Real spectral analysis computed from the research audio at 10 Hz resolution. Each visualization is drawn from the same feature data used to train the emotion models. Select a piece, then scroll down to learn how to read each panel.
The mirrored waveform traces RMS energy, the root-mean-square amplitude of the audio signal in each 0.1-second window. Taller peaks mean louder moments. In classical music, envelopes reveal phrase structure, dynamic contrasts, and orchestral texture changes.
Formula: RMS = sqrt(mean(x²)) where x is the audio sample array in a window.
Time runs left to right; frequency runs bottom (low) to top (high). Color encodes energy concentration using the viridis colormap: dark purple = quiet, teal = moderate, yellow = intense. Each column is reconstructed from the spectral centroid and bandwidth, the statistical summary of where energy is concentrated in frequency space.
A bright yellow band near the top means bright, treble-heavy timbre.
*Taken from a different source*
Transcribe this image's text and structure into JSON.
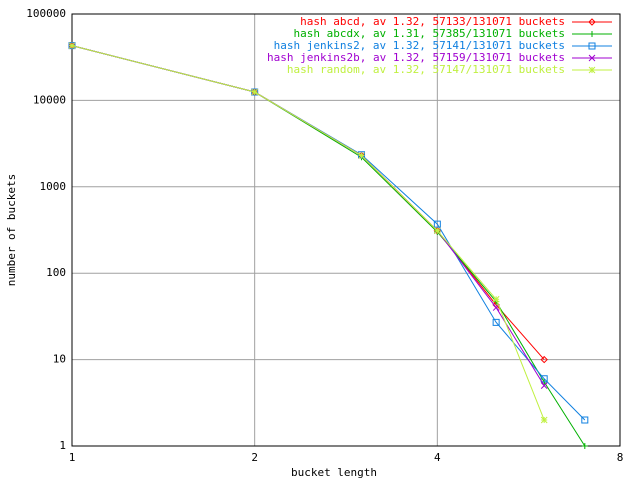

A dense band near the bottom means rich bass or low-string texture.
Each piece includes a written analysis of its key spectral features, drawn from the full 10 Hz time-series data. The analysis discusses spectral centroid, RMS energy, zero-crossing rate, dissonance, and spectral flatness in relation to the emotional responses participants reported.
The Random Forest model trained on this data found spectral features most predictive of human emotional response. High spectral centroid and rolloff correlate with positive valence and high arousal (bright, energetic). High ZCR and flatness correlate with tension and anxiety. Low centroid with smooth rolloff predicts calm or sad affect.
All top-5 features by importance were spectral, not harmonic, confirming Grisey's spectralist hypothesis computationally.